亡國の孤城 『心の色』(外伝)
「…………本日付で、ジスカ=バルバトスは隊長クラスに昇格させる。…………トウェインはもう少し後だ………」
「………………………………クライブ…」
ああ、苛々する。
どうしてあんたは…………そんな…。
「………そこの二人…」
睨み合ったまま微動だにしない、ピリピリとしたこの空間で、グラッゾはベルトークとゴーガンに声を掛けた。
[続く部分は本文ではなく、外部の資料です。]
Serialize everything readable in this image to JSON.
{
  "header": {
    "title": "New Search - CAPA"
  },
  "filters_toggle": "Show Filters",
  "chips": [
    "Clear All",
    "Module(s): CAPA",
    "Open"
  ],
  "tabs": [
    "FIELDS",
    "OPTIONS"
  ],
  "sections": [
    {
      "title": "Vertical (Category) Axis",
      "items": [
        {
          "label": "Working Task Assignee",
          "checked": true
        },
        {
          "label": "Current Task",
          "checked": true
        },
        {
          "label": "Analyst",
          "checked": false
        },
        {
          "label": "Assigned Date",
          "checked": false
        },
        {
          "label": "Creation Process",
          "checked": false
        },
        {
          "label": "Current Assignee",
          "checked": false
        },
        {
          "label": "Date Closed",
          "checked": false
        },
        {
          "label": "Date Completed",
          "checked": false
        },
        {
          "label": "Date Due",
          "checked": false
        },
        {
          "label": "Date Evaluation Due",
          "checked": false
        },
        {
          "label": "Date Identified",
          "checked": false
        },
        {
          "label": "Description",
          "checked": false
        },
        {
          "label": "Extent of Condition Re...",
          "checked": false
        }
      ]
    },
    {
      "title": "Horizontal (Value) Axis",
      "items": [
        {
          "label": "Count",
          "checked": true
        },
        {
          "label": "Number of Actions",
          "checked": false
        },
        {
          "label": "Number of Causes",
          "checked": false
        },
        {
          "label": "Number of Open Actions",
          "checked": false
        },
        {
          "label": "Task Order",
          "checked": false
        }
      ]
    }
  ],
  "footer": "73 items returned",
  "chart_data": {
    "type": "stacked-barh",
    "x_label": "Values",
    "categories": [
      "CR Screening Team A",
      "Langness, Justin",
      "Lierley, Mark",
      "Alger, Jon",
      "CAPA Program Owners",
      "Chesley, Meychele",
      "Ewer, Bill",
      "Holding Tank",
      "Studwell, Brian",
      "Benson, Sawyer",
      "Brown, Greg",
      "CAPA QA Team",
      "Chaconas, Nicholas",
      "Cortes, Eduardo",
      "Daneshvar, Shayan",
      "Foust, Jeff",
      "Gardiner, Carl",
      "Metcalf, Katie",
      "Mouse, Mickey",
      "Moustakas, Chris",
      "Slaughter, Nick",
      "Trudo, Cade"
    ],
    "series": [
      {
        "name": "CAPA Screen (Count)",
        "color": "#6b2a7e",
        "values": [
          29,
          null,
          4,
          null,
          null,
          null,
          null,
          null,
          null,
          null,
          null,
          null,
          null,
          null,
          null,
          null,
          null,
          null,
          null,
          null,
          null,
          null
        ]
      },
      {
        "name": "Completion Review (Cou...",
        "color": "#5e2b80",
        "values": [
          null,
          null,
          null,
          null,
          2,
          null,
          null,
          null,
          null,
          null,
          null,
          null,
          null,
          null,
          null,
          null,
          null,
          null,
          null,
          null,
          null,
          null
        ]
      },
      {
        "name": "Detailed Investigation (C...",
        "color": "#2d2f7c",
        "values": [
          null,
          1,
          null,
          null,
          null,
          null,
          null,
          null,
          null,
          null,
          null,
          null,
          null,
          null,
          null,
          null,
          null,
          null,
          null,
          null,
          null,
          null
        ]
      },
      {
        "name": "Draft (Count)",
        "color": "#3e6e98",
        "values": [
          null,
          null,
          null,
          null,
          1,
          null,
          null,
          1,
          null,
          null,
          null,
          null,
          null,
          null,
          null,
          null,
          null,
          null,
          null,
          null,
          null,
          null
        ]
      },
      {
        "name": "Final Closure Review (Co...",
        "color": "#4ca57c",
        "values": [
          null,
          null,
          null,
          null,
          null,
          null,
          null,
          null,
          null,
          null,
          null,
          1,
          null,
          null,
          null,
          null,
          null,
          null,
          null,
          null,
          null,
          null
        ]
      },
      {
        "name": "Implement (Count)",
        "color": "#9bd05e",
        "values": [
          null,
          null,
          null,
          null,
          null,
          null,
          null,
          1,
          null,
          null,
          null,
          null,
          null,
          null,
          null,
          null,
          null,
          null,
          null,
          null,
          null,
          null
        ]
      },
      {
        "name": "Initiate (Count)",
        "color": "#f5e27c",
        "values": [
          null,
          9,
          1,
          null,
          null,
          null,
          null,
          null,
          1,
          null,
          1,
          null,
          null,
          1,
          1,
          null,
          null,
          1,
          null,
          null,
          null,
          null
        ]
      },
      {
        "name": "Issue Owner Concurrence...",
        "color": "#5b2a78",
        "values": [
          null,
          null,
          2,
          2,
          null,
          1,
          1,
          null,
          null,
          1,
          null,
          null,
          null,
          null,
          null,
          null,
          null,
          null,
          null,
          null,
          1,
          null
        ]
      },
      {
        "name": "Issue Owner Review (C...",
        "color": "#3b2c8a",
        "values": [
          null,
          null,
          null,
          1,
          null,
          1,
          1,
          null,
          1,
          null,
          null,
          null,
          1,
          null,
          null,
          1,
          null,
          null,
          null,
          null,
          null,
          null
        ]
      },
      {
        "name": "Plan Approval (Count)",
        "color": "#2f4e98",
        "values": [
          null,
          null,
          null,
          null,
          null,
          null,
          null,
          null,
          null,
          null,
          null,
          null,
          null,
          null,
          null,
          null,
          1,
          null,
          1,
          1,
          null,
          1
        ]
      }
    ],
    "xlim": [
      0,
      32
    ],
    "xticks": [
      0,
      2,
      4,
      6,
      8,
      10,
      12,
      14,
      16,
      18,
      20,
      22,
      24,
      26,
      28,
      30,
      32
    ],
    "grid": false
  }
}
「………………少し、私達三人で…話がしたい。…………………………貴方方二人は、席を外して下さい…」
いつもの笑顔ではなく、妙に真剣な面持ちでグラッゾは言った。
………片方しかない目が、鈍い光を放った。
「………はっ」
「………」
ベルトークとゴーガンは敬礼をし、言われた通りに退室した。
暗い部屋には、三人の人間。
静寂漂うこの空間で、空気は彼らの心情に呼応するかの様に、複雑に、波打っていた。
「………バレン、とりあえず………その足を下ろしたらどうですか…」
「………」
溜め息混じりのグラッゾの声。
少しの間を置いて………バレンはクライブから顔を離し、足をゆっくりと下ろした。
「…………………何を喚くのだ…」
正面で佇んだまま、じっと睨んでくるバレンを、クライブは見上げて言った。